He told residents to get used to the high temperatures. The ongoing heat wave left one German town without water access over the weekend.
Green Party leader Robert Habeck said Monday that Germany should have better plans for future heatwaves.
He told German news agency DPA "there should be a nationwide advice hotline, risk groups should be given special attention."
The party leader said that "cool rooms" should be in place in health care facilities and there should be "green spaces and water to cool cities" as part of an 800 million euro ($941 million) program to protect people during the high heat.
Germany is currently undergoing a heatwave, which is expected to last through most of the week, with temperatures in the mid-to-upper thirties Celsius (near 100°F). Habeck said Germans will have to get used to the heat.
"The current summer heat is not surprising," said Habeck. "Heat waves like this will be the new normal."

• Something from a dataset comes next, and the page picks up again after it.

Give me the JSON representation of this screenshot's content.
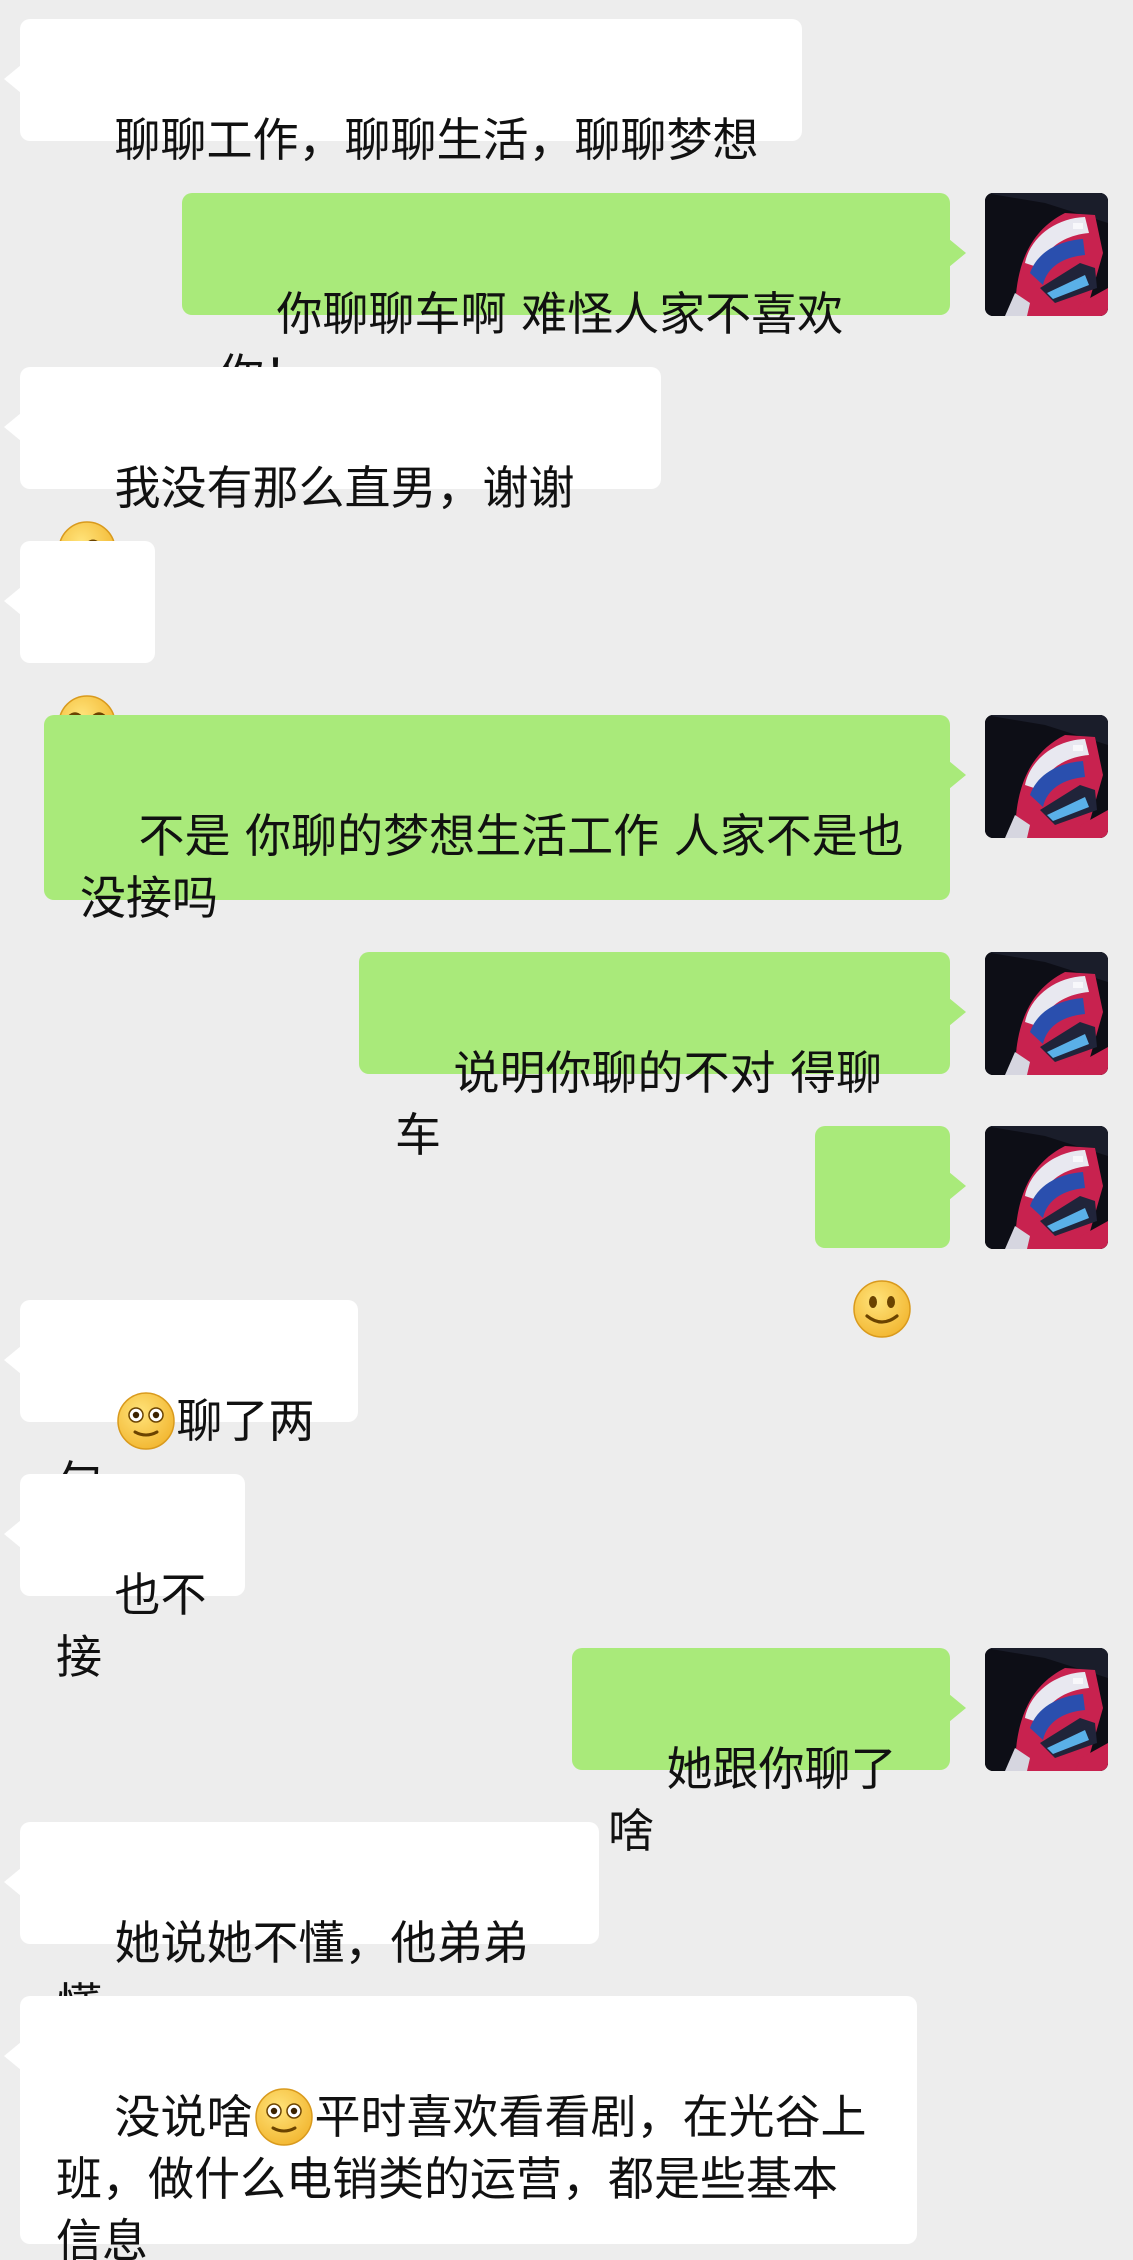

Habeck said that Germany should take notes from France, which has nationwide and local plans in place when the temperature soars, especially because the heat can cause severe health problems.
"Many people suffer physically, from insomnia, from cardiovascular problems. Research goes back thousands of years, showing people dying prematurely — even here in Germany."
Recent reports show the temperature has steadily risen in Germany, with all-time records for high temperatures for June in 2019.
The heat wave hit one town in the state of Lower Saxony especially hard. Lauenau, which is 27 kilometers (17 miles) west of the state capital, Hannover, ran out of water completely on Saturday.
The mayor, Georg Hudalla, said private water consumption spiked due to the outbreak and people staying at home due to the ongoing coronavirus pandemic. The firefighting services had to be called in order to help residents. People were called on to preserve water.
Hudalla said the crisis was over early Monday. Lauenau has just under 4,000 residents.